Nella sua tesi per il master universitario intitolata Tell Me Who You Are, and I Will Tell You Your Lock Pattern , la ricercatrice norvegese Marte Loge ha analizzato circa 4.000 “Android lock pattern” (ALP), vale a dire le password geometriche con cui gli utenti del sistema operativo mobile proteggono spesso i propri terminali. I risultati, neanche a dirlo, non sono particolarmente incoraggianti.

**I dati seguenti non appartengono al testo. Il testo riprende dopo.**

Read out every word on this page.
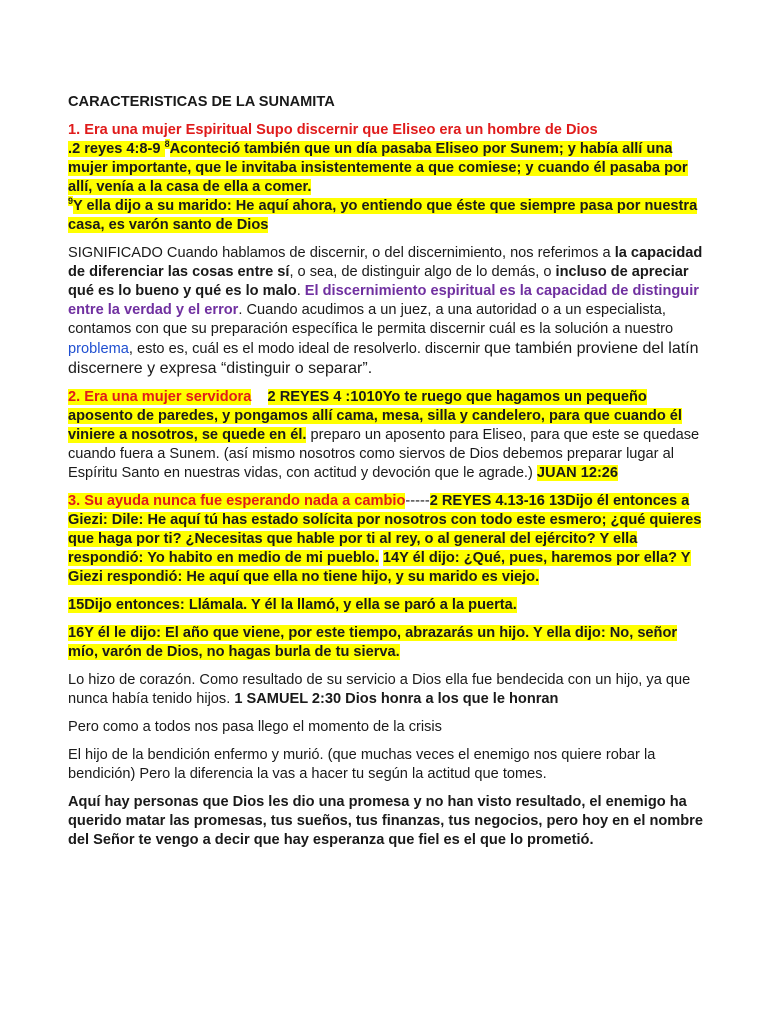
CARACTERISTICAS DE LA SUNAMITA

1. Era una mujer Espiritual Supo discernir que Eliseo era un hombre de Dios

.2 reyes 4:8-9 $^8$Aconteció también que un día pasaba Eliseo por Sunem; y había allí una mujer importante, que le invitaba insistentemente a que comiese; y cuando él pasaba por allí, venía a la casa de ella a comer.
$^9$Y ella dijo a su marido: He aquí ahora, yo entiendo que éste que siempre pasa por nuestra casa, es varón santo de Dios

SIGNIFICADO Cuando hablamos de discernir, o del discernimiento, nos referimos a la capacidad de diferenciar las cosas entre sí, o sea, de distinguir algo de lo demás, o incluso de apreciar qué es lo bueno y qué es lo malo. El discernimiento espiritual es la capacidad de distinguir entre la verdad y el error. Cuando acudimos a un juez, a una autoridad o a un especialista, contamos con que su preparación específica le permita discernir cuál es la solución a nuestro problema, esto es, cuál es el modo ideal de resolverlo. discernir que también proviene del latín discernere y expresa “distinguir o separar”.

2. Era una mujer servidora 2 REYES 4 :1010Yo te ruego que hagamos un pequeño aposento de paredes, y pongamos allí cama, mesa, silla y candelero, para que cuando él viniere a nosotros, se quede en él. preparo un aposento para Eliseo, para que este se quedase cuando fuera a Sunem. (así mismo nosotros como siervos de Dios debemos preparar lugar al Espíritu Santo en nuestras vidas, con actitud y devoción que le agrade.) JUAN 12:26

3. Su ayuda nunca fue esperando nada a cambio-----2 REYES 4.13-16 13Dijo él entonces a Giezi: Dile: He aquí tú has estado solícita por nosotros con todo este esmero; ¿qué quieres que haga por ti? ¿Necesitas que hable por ti al rey, o al general del ejército? Y ella respondió: Yo habito en medio de mi pueblo. 14Y él dijo: ¿Qué, pues, haremos por ella? Y Giezi respondió: He aquí que ella no tiene hijo, y su marido es viejo.

15Dijo entonces: Llámala. Y él la llamó, y ella se paró a la puerta.

16Y él le dijo: El año que viene, por este tiempo, abrazarás un hijo. Y ella dijo: No, señor mío, varón de Dios, no hagas burla de tu sierva.

Lo hizo de corazón. Como resultado de su servicio a Dios ella fue bendecida con un hijo, ya que nunca había tenido hijos. 1 SAMUEL 2:30 Dios honra a los que le honran

Pero como a todos nos pasa llego el momento de la crisis

El hijo de la bendición enfermo y murió. (que muchas veces el enemigo nos quiere robar la bendición) Pero la diferencia la vas a hacer tu según la actitud que tomes.

Aquí hay personas que Dios les dio una promesa y no han visto resultado, el enemigo ha querido matar las promesas, tus sueños, tus finanzas, tus negocios, pero hoy en el nombre del Señor te vengo a decir que hay esperanza que fiel es el que lo prometió.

Gli ALP di Android includono da un minimo di 4 a un massimo di 9 nodi, per un totale di circa 400.000 pattern diversi: nella ricerca di Loge, invece, gran parte dei pattern analizzati era costituita da soli 4 nodi con evidenti ripercussioni sulla riduzione dell’efficacia della funzionalità di sicurezza.

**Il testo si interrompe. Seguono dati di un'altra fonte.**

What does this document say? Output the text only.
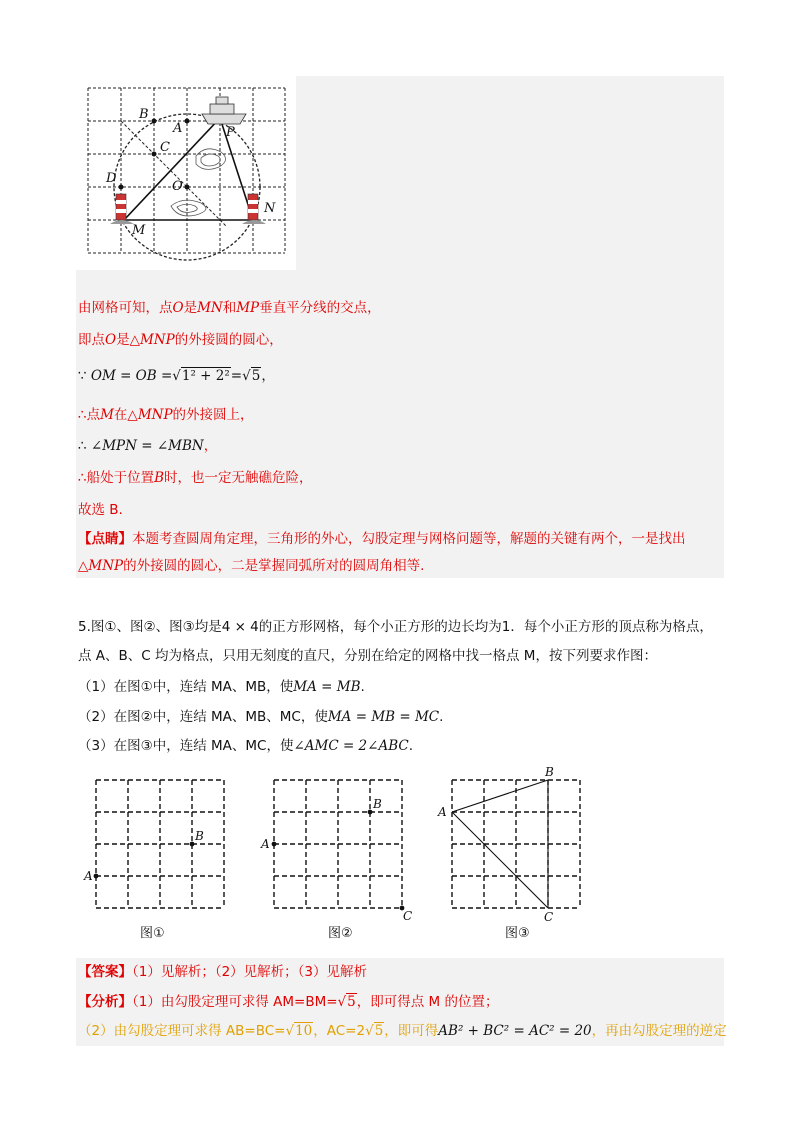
B
A	P
C
D
O
N
M
由网格可知，点O是MN和MP垂直平分线的交点，
即点O是△MNP的外接圆的圆心，
∵ OM = OB =√1² + 2²=√5，
∴点M在△MNP的外接圆上，
∴ ∠MPN = ∠MBN，
∴船处于位置B时，也一定无触礁危险，
故选 B.
【点睛】本题考查圆周角定理，三角形的外心，勾股定理与网格问题等，解题的关键有两个，一是找出
△MNP的外接圆的圆心，二是掌握同弧所对的圆周角相等.
5.图①、图②、图③均是4 × 4的正方形网格，每个小正方形的边长均为1．每个小正方形的顶点称为格点，
点 A、B、C 均为格点，只用无刻度的直尺，分别在给定的网格中找一格点 M，按下列要求作图：
（1）在图①中，连结 MA、MB，使MA = MB.
（2）在图②中，连结 MA、MB、MC，使MA = MB = MC.
（3）在图③中，连结 MA、MC，使∠AMC = 2∠ABC.
A
B
图①
A
B
C
图②
A
B
C
图③
【答案】（1）见解析；（2）见解析；（3）见解析
【分析】（1）由勾股定理可求得 AM=BM=√5，即可得点 M 的位置；
（2）由勾股定理可求得 AB=BC=√10，AC=2√5，即可得AB² + BC² = AC² = 20，再由勾股定理的逆定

Il 44 per cento degli ALP analizzati inizia dal nodo in alto a sinistra del lock screen, continua la ricerca, mentre il 77 per cento degli ALP ha origine da uno dei quattro angoli; spesso i pattern si muovono da sinistra a destra e dall’alto verso il basso, mentre la tendenza a cambiare raramente direzione contribuisce a incrementare ulteriormente il rischio di impostare pattern insicuri.
L’uso degli ALP su Android confermerebbe in sostanza le cattive abitudini che gli utenti hanno già dimostrato nell’utilizzo di password insicure come “123456” o “password”, per non parlare poi di chi si limita a disegnare l’iniziale del consorte o di un figlio.
La soluzione al problema è evidente, ricade sulle spalle dell’utente: consiste nell’utilizzo di percorsi più complessi con l’adozione di un gran numero di cambi di direzione, la messa al bando dell’uso di iniziali e l’impegno di un numero di nodi superiori a 4.